I have a Fuji track right now, its got crap wheels and the frame looks ugly (metallic greyish colour) cost £330, ive spent about £150 on it so far with brakes and TT bars, if i get it sprayed and put new wheels on it, there is about another £300. If I knew what I do now (still not much admittedly, hehe :smile:), I'd have built up my perfect base fixie for about £750, i.e. less than modifying some off the peg bike to suit my tastes as I learnt more about how I like to ride. If your needs are already well set out, then you may save even more money going the custom build route.



Anyways, just another option to complicate your decision ;)
 

colinr

Well-Known Member
Location
Norwich
If I knew what I know now, I'd have still gone OTP on my fixed because I needed to learn what I do and don't like. Fortunately, I like nearly all of it, but would have gone down a frame size as I prefer the more aggressive ride position.

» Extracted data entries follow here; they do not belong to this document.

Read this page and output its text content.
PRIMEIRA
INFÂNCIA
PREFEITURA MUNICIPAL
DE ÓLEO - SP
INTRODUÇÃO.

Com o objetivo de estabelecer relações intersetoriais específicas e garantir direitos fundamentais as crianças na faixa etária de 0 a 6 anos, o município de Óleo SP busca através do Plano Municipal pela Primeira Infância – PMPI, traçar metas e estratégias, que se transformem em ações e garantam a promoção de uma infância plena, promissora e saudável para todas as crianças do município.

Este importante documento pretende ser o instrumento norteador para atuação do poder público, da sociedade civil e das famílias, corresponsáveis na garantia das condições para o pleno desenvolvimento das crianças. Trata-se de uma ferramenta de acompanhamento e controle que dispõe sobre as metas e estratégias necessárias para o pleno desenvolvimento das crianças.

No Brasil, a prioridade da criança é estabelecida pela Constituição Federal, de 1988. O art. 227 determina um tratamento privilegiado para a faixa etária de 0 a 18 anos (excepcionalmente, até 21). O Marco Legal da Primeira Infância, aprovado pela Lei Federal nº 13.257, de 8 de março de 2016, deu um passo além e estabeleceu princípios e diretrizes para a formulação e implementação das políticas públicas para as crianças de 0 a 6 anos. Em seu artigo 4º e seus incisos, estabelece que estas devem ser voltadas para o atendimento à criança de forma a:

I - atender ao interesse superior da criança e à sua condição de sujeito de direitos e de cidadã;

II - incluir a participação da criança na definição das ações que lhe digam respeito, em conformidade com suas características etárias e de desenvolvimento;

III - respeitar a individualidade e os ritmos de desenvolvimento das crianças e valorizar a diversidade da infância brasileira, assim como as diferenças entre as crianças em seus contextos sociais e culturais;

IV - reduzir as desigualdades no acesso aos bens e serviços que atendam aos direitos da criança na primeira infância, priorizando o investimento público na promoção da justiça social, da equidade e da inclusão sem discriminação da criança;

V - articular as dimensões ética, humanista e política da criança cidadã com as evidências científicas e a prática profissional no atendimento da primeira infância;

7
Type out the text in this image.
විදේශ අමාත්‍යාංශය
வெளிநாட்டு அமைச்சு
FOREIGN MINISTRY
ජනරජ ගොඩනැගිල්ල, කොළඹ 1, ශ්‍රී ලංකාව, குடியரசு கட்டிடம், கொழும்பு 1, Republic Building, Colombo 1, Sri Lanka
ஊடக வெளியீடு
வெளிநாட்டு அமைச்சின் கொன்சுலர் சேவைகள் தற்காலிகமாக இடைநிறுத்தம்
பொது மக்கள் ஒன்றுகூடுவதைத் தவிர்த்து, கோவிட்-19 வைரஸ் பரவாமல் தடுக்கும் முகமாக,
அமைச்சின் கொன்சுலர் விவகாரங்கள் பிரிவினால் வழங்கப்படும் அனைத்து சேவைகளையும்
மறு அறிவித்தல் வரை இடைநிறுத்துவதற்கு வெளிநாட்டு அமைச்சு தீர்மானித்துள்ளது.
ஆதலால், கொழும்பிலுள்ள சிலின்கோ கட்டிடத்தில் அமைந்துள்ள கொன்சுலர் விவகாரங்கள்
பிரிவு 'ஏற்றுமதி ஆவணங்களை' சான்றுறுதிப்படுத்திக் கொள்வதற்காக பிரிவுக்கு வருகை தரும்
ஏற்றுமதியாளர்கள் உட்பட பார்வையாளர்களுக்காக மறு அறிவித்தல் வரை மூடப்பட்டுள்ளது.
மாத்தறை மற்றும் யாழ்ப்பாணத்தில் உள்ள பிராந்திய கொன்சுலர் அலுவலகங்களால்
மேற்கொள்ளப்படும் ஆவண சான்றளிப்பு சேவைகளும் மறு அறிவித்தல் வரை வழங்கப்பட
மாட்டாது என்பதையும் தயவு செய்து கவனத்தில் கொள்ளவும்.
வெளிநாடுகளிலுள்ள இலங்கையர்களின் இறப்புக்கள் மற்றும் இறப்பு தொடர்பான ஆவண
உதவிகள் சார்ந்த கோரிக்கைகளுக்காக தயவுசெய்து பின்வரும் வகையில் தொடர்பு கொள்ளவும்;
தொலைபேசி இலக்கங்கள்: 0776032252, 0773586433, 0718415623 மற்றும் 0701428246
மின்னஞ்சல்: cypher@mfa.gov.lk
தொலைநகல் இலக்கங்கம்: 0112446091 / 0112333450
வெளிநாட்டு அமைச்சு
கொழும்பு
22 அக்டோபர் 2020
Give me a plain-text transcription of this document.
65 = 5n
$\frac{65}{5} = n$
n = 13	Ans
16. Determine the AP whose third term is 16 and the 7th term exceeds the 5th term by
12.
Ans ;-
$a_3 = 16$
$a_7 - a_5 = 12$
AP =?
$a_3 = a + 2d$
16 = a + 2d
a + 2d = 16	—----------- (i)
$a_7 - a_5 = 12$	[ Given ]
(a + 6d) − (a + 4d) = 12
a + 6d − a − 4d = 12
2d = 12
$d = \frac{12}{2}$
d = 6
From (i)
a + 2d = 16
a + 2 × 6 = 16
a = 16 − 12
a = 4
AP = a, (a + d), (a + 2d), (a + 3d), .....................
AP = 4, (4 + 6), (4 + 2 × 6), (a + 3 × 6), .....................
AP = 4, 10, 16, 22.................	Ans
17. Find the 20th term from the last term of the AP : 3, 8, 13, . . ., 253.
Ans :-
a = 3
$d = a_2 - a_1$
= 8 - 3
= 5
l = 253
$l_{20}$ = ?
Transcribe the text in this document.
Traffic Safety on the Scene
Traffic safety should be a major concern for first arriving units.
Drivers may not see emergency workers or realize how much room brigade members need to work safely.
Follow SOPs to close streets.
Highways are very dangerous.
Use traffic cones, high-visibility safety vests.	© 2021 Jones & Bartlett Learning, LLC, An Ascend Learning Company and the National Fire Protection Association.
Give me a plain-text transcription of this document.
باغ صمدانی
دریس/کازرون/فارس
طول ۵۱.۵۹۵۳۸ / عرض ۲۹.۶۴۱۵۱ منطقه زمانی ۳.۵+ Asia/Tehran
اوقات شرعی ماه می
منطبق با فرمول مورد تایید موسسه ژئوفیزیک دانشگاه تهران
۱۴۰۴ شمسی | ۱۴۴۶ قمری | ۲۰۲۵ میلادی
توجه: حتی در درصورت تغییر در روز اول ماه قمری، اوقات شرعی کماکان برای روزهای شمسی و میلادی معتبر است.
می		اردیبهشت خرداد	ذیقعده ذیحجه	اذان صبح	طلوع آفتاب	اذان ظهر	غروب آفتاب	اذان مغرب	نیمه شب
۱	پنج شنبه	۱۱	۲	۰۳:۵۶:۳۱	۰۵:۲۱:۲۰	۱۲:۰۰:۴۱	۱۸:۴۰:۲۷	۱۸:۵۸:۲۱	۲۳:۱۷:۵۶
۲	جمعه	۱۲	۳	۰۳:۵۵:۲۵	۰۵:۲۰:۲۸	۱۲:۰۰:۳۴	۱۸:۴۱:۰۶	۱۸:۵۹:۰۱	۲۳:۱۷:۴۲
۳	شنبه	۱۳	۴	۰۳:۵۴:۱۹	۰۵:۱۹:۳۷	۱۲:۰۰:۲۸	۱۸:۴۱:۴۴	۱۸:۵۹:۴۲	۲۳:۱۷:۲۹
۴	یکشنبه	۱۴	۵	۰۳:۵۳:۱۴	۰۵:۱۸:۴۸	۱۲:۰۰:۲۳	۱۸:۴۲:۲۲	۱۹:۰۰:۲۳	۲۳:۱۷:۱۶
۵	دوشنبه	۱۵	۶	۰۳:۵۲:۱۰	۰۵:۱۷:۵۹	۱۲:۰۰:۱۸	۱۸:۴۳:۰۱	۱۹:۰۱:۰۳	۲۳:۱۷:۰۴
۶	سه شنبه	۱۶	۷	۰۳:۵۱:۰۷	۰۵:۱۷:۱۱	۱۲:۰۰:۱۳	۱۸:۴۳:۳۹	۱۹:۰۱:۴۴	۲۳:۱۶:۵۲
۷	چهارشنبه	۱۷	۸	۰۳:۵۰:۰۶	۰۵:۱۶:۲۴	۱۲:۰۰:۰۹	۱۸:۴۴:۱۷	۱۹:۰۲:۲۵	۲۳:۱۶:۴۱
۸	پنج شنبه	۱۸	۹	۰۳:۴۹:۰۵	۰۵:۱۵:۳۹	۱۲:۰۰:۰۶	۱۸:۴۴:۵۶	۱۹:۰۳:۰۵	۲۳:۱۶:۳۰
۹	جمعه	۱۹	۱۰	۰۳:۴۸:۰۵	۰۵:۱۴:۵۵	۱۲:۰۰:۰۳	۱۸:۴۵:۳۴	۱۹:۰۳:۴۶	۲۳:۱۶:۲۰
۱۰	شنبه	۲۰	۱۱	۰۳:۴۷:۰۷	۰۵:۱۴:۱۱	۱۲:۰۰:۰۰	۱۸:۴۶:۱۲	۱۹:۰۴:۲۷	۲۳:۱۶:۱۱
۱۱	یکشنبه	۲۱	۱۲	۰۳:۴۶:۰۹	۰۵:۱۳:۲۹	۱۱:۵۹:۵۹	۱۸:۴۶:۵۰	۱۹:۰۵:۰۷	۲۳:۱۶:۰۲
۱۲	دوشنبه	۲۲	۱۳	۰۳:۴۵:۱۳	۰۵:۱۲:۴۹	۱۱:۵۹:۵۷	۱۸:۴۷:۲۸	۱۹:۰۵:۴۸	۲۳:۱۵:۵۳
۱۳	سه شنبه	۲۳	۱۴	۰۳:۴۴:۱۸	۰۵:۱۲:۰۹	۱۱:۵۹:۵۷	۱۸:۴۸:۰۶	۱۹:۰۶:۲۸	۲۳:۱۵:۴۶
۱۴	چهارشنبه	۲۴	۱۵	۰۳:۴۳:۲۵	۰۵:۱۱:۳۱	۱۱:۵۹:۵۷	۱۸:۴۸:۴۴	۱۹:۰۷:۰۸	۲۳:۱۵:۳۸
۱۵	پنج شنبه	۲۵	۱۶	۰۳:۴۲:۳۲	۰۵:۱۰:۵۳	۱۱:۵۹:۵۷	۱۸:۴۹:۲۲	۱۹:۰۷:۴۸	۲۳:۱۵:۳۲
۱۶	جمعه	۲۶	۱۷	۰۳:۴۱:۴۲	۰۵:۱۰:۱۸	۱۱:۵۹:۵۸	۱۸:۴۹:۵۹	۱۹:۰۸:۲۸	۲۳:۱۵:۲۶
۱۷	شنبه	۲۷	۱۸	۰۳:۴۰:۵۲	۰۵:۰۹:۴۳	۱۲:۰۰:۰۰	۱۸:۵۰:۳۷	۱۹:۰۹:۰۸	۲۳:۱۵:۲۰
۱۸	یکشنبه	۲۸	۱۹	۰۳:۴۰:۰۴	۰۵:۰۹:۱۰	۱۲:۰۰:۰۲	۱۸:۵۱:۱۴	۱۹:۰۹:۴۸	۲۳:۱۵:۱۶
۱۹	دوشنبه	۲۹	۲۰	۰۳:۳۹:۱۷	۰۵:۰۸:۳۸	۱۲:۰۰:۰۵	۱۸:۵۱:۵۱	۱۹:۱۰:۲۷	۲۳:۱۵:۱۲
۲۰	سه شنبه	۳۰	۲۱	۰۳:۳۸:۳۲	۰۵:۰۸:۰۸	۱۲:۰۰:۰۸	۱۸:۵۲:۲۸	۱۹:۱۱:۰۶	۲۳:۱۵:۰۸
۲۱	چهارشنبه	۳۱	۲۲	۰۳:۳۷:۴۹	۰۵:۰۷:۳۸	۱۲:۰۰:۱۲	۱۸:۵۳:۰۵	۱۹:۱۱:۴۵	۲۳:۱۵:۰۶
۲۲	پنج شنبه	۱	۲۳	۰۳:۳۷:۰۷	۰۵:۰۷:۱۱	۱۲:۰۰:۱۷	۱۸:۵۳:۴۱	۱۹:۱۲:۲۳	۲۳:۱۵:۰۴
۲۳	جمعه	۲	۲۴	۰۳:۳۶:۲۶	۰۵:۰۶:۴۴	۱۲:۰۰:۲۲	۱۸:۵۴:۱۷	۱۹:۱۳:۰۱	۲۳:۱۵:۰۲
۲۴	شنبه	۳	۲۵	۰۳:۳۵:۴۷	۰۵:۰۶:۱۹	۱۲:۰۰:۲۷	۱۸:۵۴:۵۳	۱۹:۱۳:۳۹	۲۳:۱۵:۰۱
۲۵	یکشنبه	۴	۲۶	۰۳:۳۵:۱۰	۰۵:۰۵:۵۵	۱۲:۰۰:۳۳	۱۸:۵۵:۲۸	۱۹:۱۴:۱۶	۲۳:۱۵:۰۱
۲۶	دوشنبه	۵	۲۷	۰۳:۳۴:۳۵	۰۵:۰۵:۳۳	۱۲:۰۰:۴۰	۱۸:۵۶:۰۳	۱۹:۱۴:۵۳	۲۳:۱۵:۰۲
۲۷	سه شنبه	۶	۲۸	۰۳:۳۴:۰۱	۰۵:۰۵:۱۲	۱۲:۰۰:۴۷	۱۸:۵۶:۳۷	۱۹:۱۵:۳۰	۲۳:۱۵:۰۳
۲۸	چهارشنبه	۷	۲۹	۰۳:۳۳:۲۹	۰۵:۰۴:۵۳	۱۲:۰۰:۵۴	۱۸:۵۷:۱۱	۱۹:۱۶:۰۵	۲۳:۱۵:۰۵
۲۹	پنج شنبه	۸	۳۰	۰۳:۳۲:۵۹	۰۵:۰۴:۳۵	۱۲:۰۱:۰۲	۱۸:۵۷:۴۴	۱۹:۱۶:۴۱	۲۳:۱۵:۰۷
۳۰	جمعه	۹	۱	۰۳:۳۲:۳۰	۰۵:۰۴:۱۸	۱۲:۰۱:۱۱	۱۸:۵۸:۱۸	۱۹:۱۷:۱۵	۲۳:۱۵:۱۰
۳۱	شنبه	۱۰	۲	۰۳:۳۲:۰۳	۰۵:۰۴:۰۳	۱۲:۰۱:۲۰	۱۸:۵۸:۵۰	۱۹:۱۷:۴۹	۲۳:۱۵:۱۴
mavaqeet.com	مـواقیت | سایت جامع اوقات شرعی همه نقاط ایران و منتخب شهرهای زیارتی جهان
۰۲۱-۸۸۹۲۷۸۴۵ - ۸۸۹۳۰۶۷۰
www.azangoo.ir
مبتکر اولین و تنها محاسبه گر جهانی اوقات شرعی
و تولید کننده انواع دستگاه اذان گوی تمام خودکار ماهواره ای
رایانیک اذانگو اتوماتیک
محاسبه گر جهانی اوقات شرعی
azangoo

If you just want a commuter and don't want to trick out your bike, I reckon OTP offers better value. Unfortunately I crossed that line and now lust after expensive deep section wheelsets and the like :sad:
 
OP
punkypossum

punkypossum

Donut Devil
This is the thing - I want a commuter and a bike that I don't worry about too much, plus see how I get on with the whole ss/fixed thing. I can see where Rob3rt is coming from, but building one (apart from being totally non-tech and not component savy enough) would not only turn out to be more expensive, it would also make me care for the bike far too much to feel happy leaving it (not only because it's more expensive, but because I build it). Also, don't think the work bike loan would cover that. Plus, never having ridden fixed before, a few crashes are in order, so I might as well get them out of the way on a cheap bike! And the geometry on the ebc is pretty much exactly the same as my current mtb, which fits like a glove, so at least I wouldn't have to worry about that.
 

colinr

Well-Known Member
Location
Norwich
I don't think riding fixed will make you crash! The only times I've come off have been down to those special clipless moments.